Барсук стоял в начале строя во второй шеренге, как и полагалось авторитету его масштаба, и ехидно ухмылялся. Он-то и нарвался на немилость «гражданина начальника».
– Ах ты, мразь! – подошел к нему Загнибо рода. Тут же возле пахана оказались и два сверхсрочника. Они распихали зеков из первой шеренги, дав возможность Загнибороде подойти вплотную к Барсуку.

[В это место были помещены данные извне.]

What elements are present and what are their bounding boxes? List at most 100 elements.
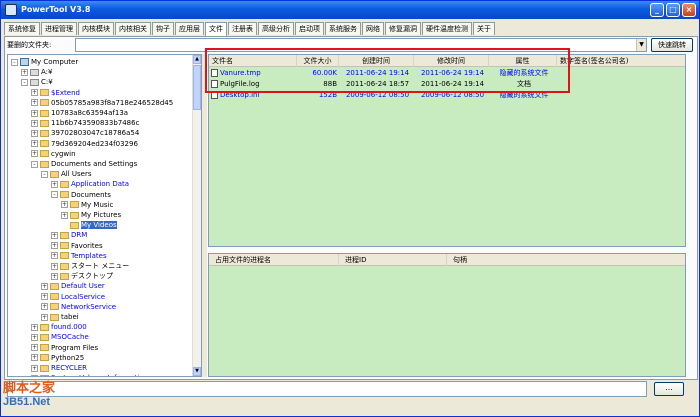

– А че я?! – удивился тот. – Я ни при чем, гражданин… Ах-кх-ык! – вскрикнул Барсук и рухнул без чувств от удара, который ему нанес один из надзирателей.
– Может, это ты все устроил?! – свирепо заорал Загниборода, подходя к первому попавшемуся в поле зрения зеку. Между тем солдаты швырнули бесчувственное тело Барсука перед строем.
– Н… не-ет!.. – испуганно завращал глазами тот. И – также получил в зубы.
– Ты?! – в очередной раз взревел майор, подходя к следующему. И вновь – сокрушающий удар.
– Я… – прозвучал неожиданно голос из первой шеренги.
Голос принадлежал Кешке Монахову. И подал он его, строго следуя инструкциям от Ивана Ивановича Багаева.
– У-ух! – многоголосо прокатилось по бараку. Это зеки дружно выразили свое восхищение смелостью и решительностью Монаха. Теперь все взгляды были прикованы к нему.